In the Guineas I spotted a standout and a possible future champion. Villermont looked stunning in the yard. The horse had a chequered run but still brained them. It’s hard to see that I will ever get $2.70 the place about this horse again! Two out of two for a top day and over two hours to contemplate my success on the wretched replacement bus going home.



Oaks and Stakes

November 11th, 2017

In the Oaks Pinot was a standout in the parade ring doing plenty of laps. Nice pricked ears, showing some rib, and a typical fit Waterhouse horse from the rear. Head down when saddled up. But I was disappointed to find odds of $1.70 for the place so I just watched it go around. On the news it said that it was an upset win? An upset, at $1.70?

I arrived early on Stakes Day for the two-year-olds where Tony McEvoy had two live chances, the colt Run Naan and the filly Belzella. The colt was rearing and roaring in the mounting yard and coyly described on the PA as being “coltish”. The filly was relaxed and head down and fortunately for me fell in for third at $2.70. In the mares race another standout Waterhouse horse Savapinski streeted them at $2.00 the place. Gai’s stable is on fire! And Redzel in the Darley Classic was probably the best horse I saw all week and I was very happy with the $1.80 for the place.

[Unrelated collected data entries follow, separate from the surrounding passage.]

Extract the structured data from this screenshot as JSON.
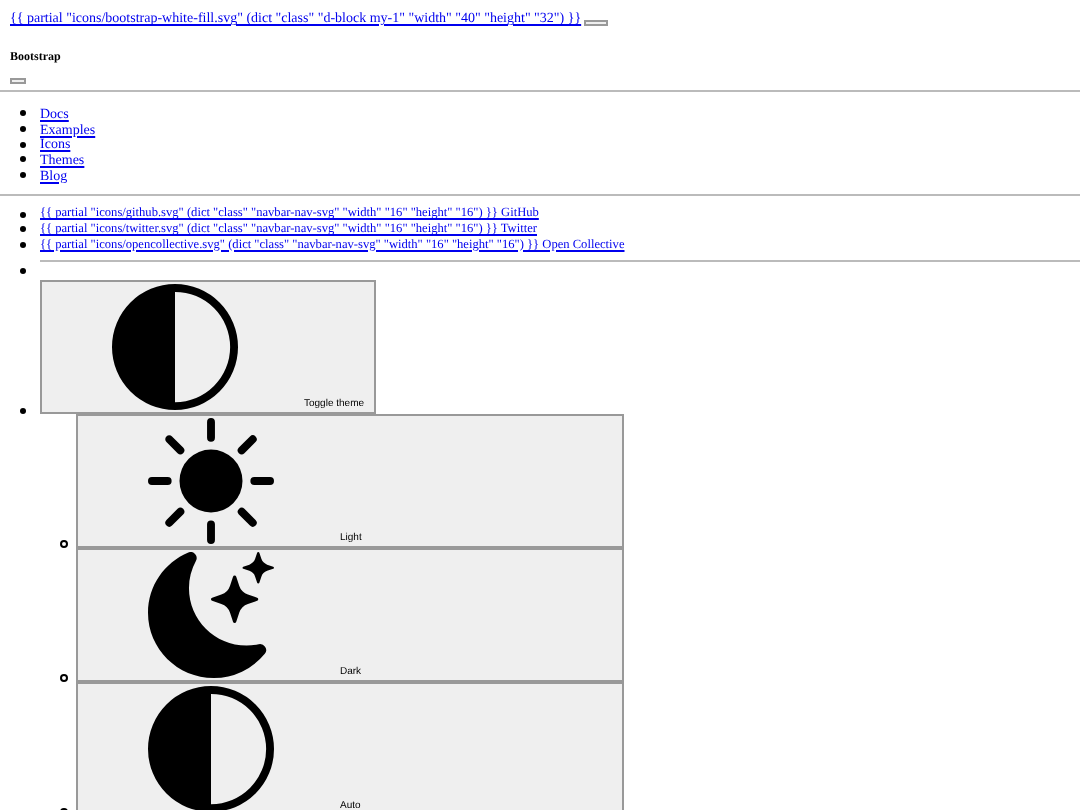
{
  "top_link": "{{ partial \"icons/bootstrap-white-fill.svg\" (dict \"class\" \"d-block my-1\" \"width\" \"40\" \"height\" \"32\") }}",
  "brand": "Bootstrap",
  "nav_links": [
    "Docs",
    "Examples",
    "Icons",
    "Themes",
    "Blog"
  ],
  "social_links": [
    "{{ partial \"icons/github.svg\" (dict \"class\" \"navbar-nav-svg\" \"width\" \"16\" \"height\" \"16\") }} GitHub",
    "{{ partial \"icons/twitter.svg\" (dict \"class\" \"navbar-nav-svg\" \"width\" \"16\" \"height\" \"16\") }} Twitter",
    "{{ partial \"icons/opencollective.svg\" (dict \"class\" \"navbar-nav-svg\" \"width\" \"16\" \"height\" \"16\") }} Open Collective"
  ],
  "theme_toggle": {
    "label": "Toggle theme"
  },
  "theme_options": [
    {
      "kind": "sun",
      "label": "Light"
    },
    {
      "kind": "moon",
      "label": "Dark"
    },
    {
      "kind": "auto",
      "label": "Auto"
    }
  ]
}
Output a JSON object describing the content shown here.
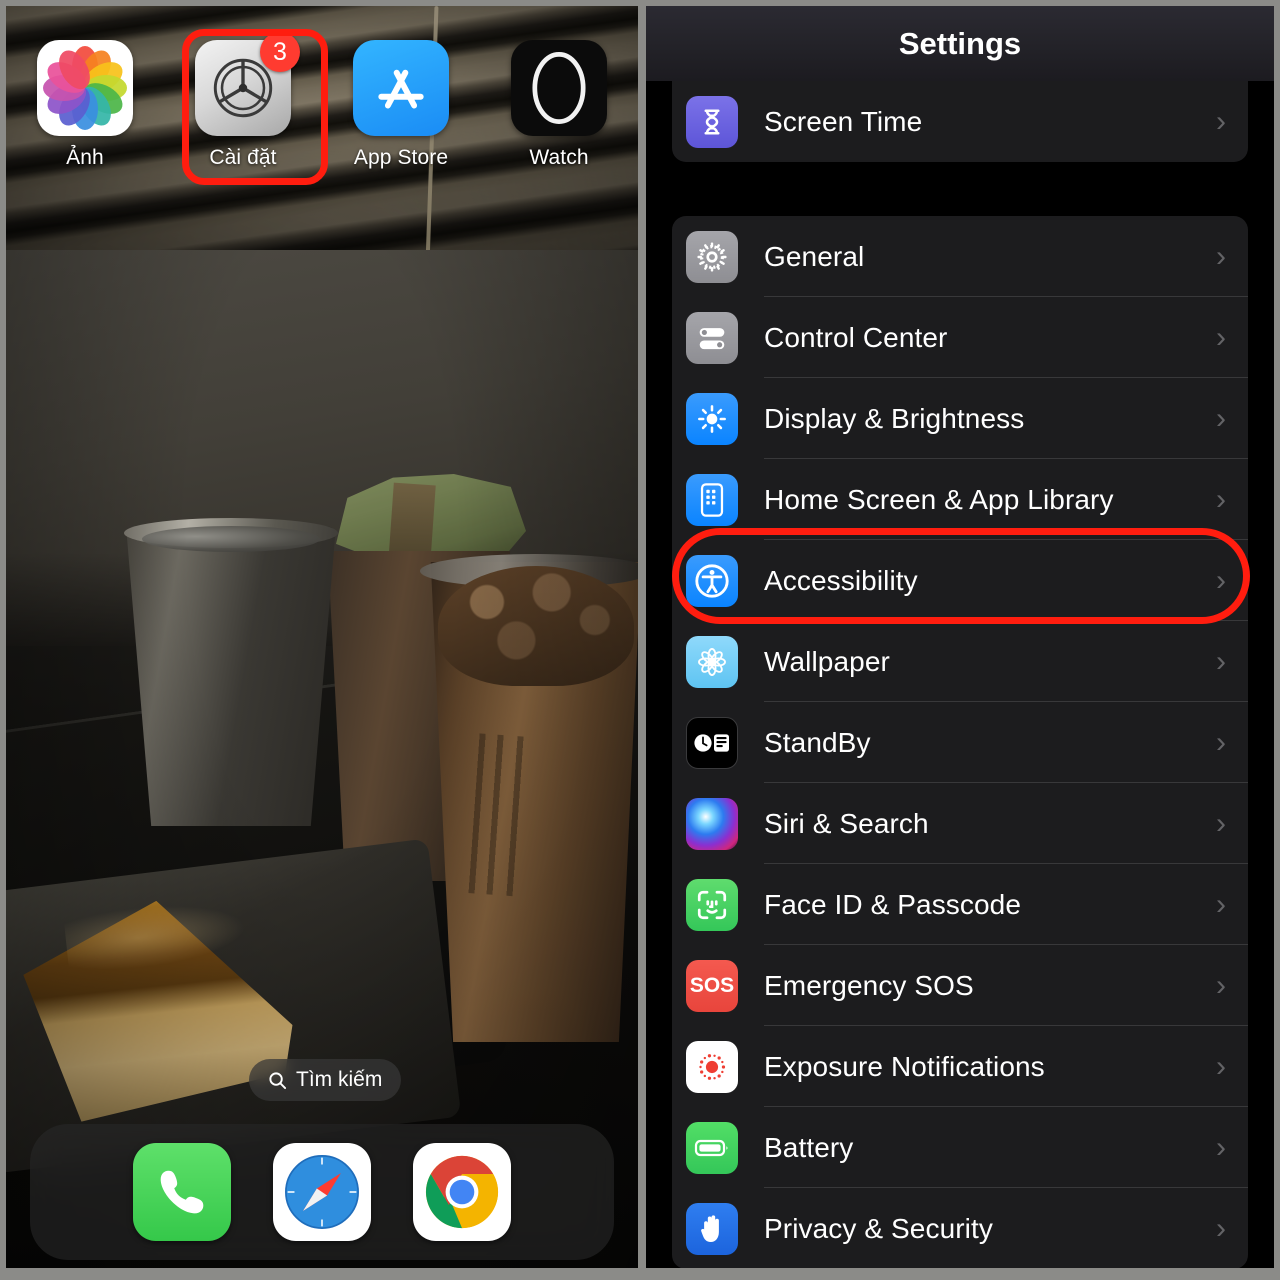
{
  "colors": {
    "highlight": "#ff1d0f",
    "badge": "#ff3b30",
    "panel_bg": "#000000",
    "card_bg": "#1c1c1e",
    "separator": "#38383a",
    "chevron": "#636366",
    "frame": "#8b8b88",
    "accent_blue": "#0a84ff"
  },
  "home_screen": {
    "apps": [
      {
        "label": "Ảnh",
        "icon": "photos-icon",
        "badge": null
      },
      {
        "label": "Cài đặt",
        "icon": "settings-gear-icon",
        "badge": "3"
      },
      {
        "label": "App Store",
        "icon": "app-store-icon",
        "badge": null
      },
      {
        "label": "Watch",
        "icon": "watch-icon",
        "badge": null
      }
    ],
    "search": {
      "label": "Tìm kiếm",
      "icon": "search-icon"
    },
    "dock": [
      {
        "label": "Phone",
        "icon": "phone-icon"
      },
      {
        "label": "Safari",
        "icon": "safari-icon"
      },
      {
        "label": "Chrome",
        "icon": "chrome-icon"
      }
    ],
    "highlighted_app": "Cài đặt"
  },
  "settings": {
    "title": "Settings",
    "chevron": "›",
    "highlighted_row": "Accessibility",
    "group_top": [
      {
        "label": "Screen Time",
        "icon": "hourglass-icon",
        "tile": "t-screentime"
      }
    ],
    "group_main": [
      {
        "label": "General",
        "icon": "gear-icon",
        "tile": "t-general"
      },
      {
        "label": "Control Center",
        "icon": "toggles-icon",
        "tile": "t-control"
      },
      {
        "label": "Display & Brightness",
        "icon": "brightness-sun-icon",
        "tile": "t-display"
      },
      {
        "label": "Home Screen & App Library",
        "icon": "home-screen-icon",
        "tile": "t-home"
      },
      {
        "label": "Accessibility",
        "icon": "accessibility-icon",
        "tile": "t-access"
      },
      {
        "label": "Wallpaper",
        "icon": "wallpaper-flower-icon",
        "tile": "t-wallpaper"
      },
      {
        "label": "StandBy",
        "icon": "standby-clock-icon",
        "tile": "t-standby"
      },
      {
        "label": "Siri & Search",
        "icon": "siri-orb-icon",
        "tile": "t-siri"
      },
      {
        "label": "Face ID & Passcode",
        "icon": "face-id-icon",
        "tile": "t-faceid"
      },
      {
        "label": "Emergency SOS",
        "icon": "sos-icon",
        "tile": "t-sos"
      },
      {
        "label": "Exposure Notifications",
        "icon": "exposure-icon",
        "tile": "t-exposure"
      },
      {
        "label": "Battery",
        "icon": "battery-icon",
        "tile": "t-battery"
      },
      {
        "label": "Privacy & Security",
        "icon": "hand-privacy-icon",
        "tile": "t-privacy"
      }
    ]
  }
}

But no bet in the Stakes. I couldn’t fault Gingernuts who looked great in his stall with a positive strapper, but looked ordinary in the yard, and the three-year-old Cliff’s Edge, who looked like a good head down horse. I’d pretty much decided to back the three-year-old when the warning siren sounded. Gingernuts was out! And that put me out too, totally spooked! Cliff’s Edge place odds plummeted from $2.70 to $2.20. I put my cue in the rack. Happy to go home with three out of three!